In this case there is insufficient evidence that the jury instruction of "acquittal first" so tainted the trial that Alford was denied due process. Alford never requested a specific instruction during the trial, and therefore, under federal precepts the trial court's instruction was a correct one. See id. Under California law, even though the trial court's use of CALJIC No. 8.75 may have been misleading, it was not sufficient to merit reversal as there was no evidence that the jury did not consider the possibility of a manslaughter conviction. See Kurtzman, 46 Cal. 3d 322, 758 P.2d 572, 250 Cal. Rptr. at 252. We find no compelling reason to overturn the jury's apparent decision that Alford was not guilty of heat-of-passion manslaughter. There was sufficient evidence for the jury to deliver a verdict of second-degree murder. We hold, therefore, that the state court's acquittal-first jury instructions did not constitute error pursuant to Cupp v. Naughten, 414 U.S. 141, 147 (1993), and that the district court did not err in denying Alford's habeas petition.

AFFIRMED.

 *

The panel unanimously finds this case suitable for decision without oral argument. Fed. R. App.

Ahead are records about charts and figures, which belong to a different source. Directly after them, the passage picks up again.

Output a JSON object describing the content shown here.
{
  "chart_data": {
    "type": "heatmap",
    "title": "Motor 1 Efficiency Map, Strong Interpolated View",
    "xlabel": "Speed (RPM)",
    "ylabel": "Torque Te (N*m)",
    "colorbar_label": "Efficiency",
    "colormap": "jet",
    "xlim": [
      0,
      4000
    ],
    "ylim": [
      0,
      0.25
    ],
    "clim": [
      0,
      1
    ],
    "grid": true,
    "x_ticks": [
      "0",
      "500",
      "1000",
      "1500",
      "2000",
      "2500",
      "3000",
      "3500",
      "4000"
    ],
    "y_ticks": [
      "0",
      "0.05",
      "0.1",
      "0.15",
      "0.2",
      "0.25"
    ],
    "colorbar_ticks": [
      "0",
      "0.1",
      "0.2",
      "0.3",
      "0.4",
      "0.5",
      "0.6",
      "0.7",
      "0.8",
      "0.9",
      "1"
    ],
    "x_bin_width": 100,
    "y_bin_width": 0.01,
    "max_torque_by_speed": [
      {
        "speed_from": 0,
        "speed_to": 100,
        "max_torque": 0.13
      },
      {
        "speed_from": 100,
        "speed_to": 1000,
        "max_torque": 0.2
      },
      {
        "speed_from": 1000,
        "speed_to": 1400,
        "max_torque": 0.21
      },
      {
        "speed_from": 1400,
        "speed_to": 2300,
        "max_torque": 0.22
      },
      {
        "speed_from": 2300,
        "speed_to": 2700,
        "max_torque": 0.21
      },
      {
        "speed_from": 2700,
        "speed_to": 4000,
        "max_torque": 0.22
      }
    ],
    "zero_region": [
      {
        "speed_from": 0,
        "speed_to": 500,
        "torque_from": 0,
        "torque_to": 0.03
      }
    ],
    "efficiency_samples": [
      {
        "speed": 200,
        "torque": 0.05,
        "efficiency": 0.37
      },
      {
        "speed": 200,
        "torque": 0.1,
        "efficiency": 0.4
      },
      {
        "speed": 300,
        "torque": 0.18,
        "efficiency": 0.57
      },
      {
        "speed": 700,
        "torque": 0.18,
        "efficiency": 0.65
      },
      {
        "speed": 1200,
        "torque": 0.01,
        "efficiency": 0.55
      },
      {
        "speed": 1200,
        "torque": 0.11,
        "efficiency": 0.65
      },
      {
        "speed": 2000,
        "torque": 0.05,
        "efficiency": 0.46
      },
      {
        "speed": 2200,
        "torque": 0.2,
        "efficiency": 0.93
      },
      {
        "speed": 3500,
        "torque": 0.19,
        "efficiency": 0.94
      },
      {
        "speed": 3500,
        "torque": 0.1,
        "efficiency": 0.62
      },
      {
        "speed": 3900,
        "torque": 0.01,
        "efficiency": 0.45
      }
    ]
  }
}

P. 34(a); 9th Cir.R. 34-4

 **

This disposition is not appropriate for publication and may not be cited to or by the courts of this circuit except as provided by 9th Cir.R. 36-3

 1

Some instructional errors are so serious as to amount to "structural defects," which defy harmless error analysis and require automatic reversal. Examples of this error include when a "jury is instructed in a way that allows proof of an element of a crime on a standard less demanding than beyond a reasonable doubt", or when the court "allows the defense to be ambushed with an instruction that changes the theory of the case at the last minute." Suniga, No. 92-15204, slip op. at 8390 (citations omitted). Because we find that no due process violation has occurred in this petition, we do not reach this issue

 2

The state trial court in this case instructed the jury in part: "You must unanimously agree that the defendant is not guilty of second degree murder before you find him guilty or not guilty of voluntary manslaughter."